Irving ISD, Baylor Irving team up to educate fifth-graders about tobacco use

Baylor Irving is teaching middle school students about the dangers of tobacco use.

For more than 16 years, the hospital and the Irving school district have partnered to educate preteens and teens about tobacco use.

Seventh-graders at Bowie Middle School said they learned about the dangers of smoking for the first time on Wednesday.

"You get more wrinkles, like your eyes can cave in a little bit more," 13-year-old Brenda Flores said.

"You get older at a faster rate than anybody else that doesn't smoke," 12-year-old Taylor Olvera said.

For the first time, Baylor Irving began giving the presentation to fifth-graders this school year. The hospital says children begin to smoke as young as 10 years old.

"They can start smoking as young as 10, 11, 12, and so we got feedback from schools that maybe we were waiting too late," said Pam Beers, community outreach manager.

Beers said a majority of Irving children live with smokers, so there is a need to effectively teach them from an early age about the danger of smoking.

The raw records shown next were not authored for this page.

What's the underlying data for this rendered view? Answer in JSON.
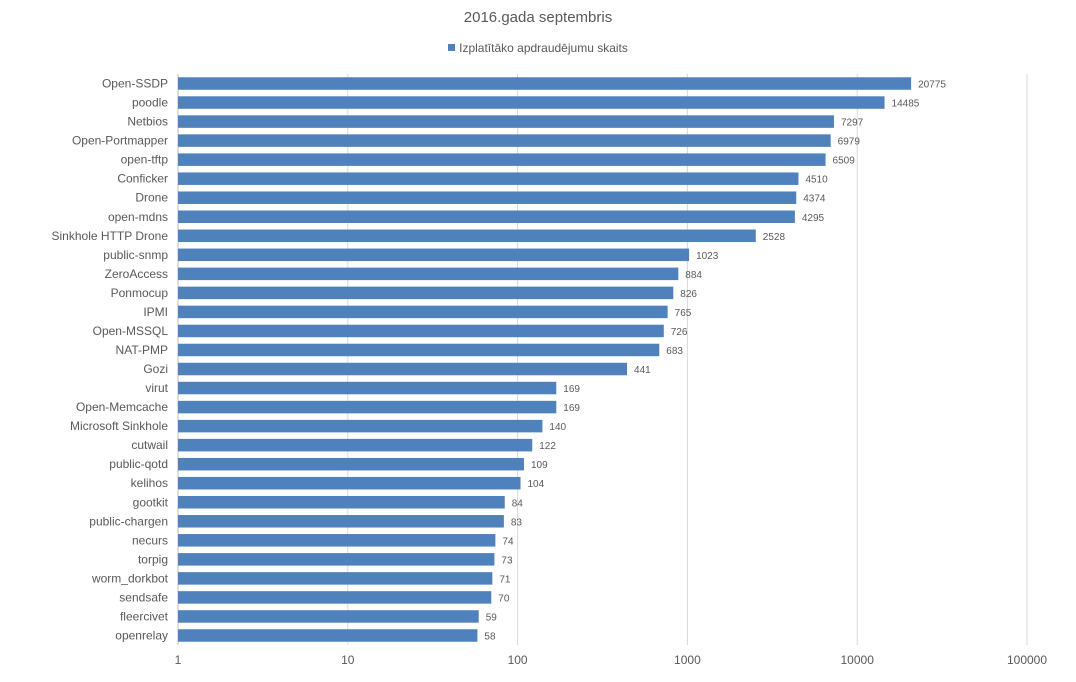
{
  "chart_data": {
    "type": "bar",
    "orientation": "horizontal",
    "title": "2016.gada septembris",
    "xscale": "log",
    "xlim": [
      1,
      100000
    ],
    "xticks": [
      "1",
      "10",
      "100",
      "1000",
      "10000",
      "100000"
    ],
    "grid": "vertical",
    "legend_position": "top",
    "series": [
      {
        "name": "Izplatītāko apdraudējumu skaits",
        "color": "#4f81bd",
        "categories": [
          "Open-SSDP",
          "poodle",
          "Netbios",
          "Open-Portmapper",
          "open-tftp",
          "Conficker",
          "Drone",
          "open-mdns",
          "Sinkhole HTTP Drone",
          "public-snmp",
          "ZeroAccess",
          "Ponmocup",
          "IPMI",
          "Open-MSSQL",
          "NAT-PMP",
          "Gozi",
          "virut",
          "Open-Memcache",
          "Microsoft Sinkhole",
          "cutwail",
          "public-qotd",
          "kelihos",
          "gootkit",
          "public-chargen",
          "necurs",
          "torpig",
          "worm_dorkbot",
          "sendsafe",
          "fleercivet",
          "openrelay"
        ],
        "values": [
          20775,
          14485,
          7297,
          6979,
          6509,
          4510,
          4374,
          4295,
          2528,
          1023,
          884,
          826,
          765,
          726,
          683,
          441,
          169,
          169,
          140,
          122,
          109,
          104,
          84,
          83,
          74,
          73,
          71,
          70,
          59,
          58
        ]
      }
    ]
  }
}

Much of the 45-minute presentation focuses on showing the difference between a non-smoker and a smoker and highlighting the dangers of what smoking does to your body.

Beers said the presentation uses pig lungs, which are similar to human lungs, as examples.

"They used special effects to make the lungs look like somebody smoked for 10 years, so they see these nice pink lungs and these black lungs and so that never leaves," she said.